Token-cost and latency reduction playbook for a math word problems prompt running on GPT-4o-mini, judged by regex match checks.
Token-cost and latency reduction playbook for a math word problems prompt running on Claude 3.7 Sonnet, judged by BERTScore.
Token-cost and latency reduction playbook for a math word problems prompt running on Claude Opus 4.5, judged by factuality with retrieval.
Token-cost and latency reduction playbook for a math word problems prompt running on Gemini 2.5 Pro, judged by factuality with retrieval.
Token-cost and latency reduction playbook for a math word problems prompt running on DeepSeek-V3, judged by LLM-as-judge.

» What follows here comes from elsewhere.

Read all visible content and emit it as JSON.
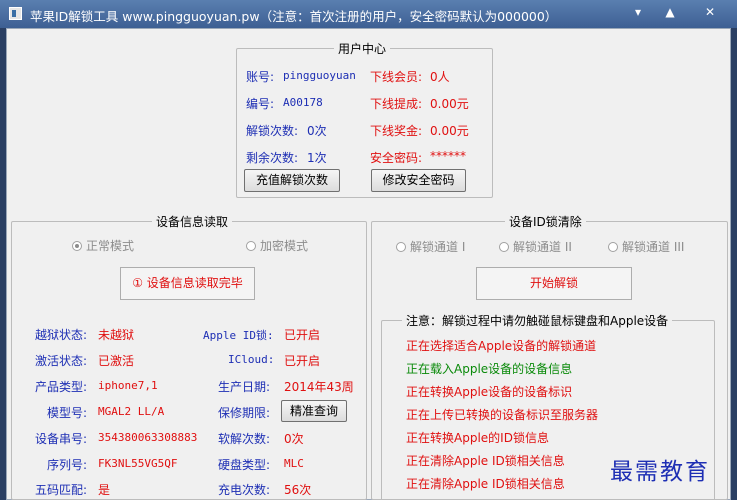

Token-cost and latency reduction playbook for a math word problems prompt running on Llama 3.3 70B, judged by LLM-as-judge.
Token-cost and latency reduction playbook for a math word problems prompt running on Mistral Large, judged by exact match.
Token-cost and latency reduction playbook for a math word problems prompt running on Qwen 2.5 72B, judged by BLEU/ROUGE.
Token-cost and latency reduction playbook for a math word problems prompt running on o3, judged by BLEU/ROUGE.
Token-cost and latency reduction playbook for a math word problems prompt running on Grok 3, judged by semantic similarity.
Token-cost and latency reduction playbook for a math word problems prompt running on GPT-4o, judged by semantic similarity.
Token-cost and latency reduction playbook for a math word problems prompt running on GPT-4o-mini, judged by human pairwise comparison.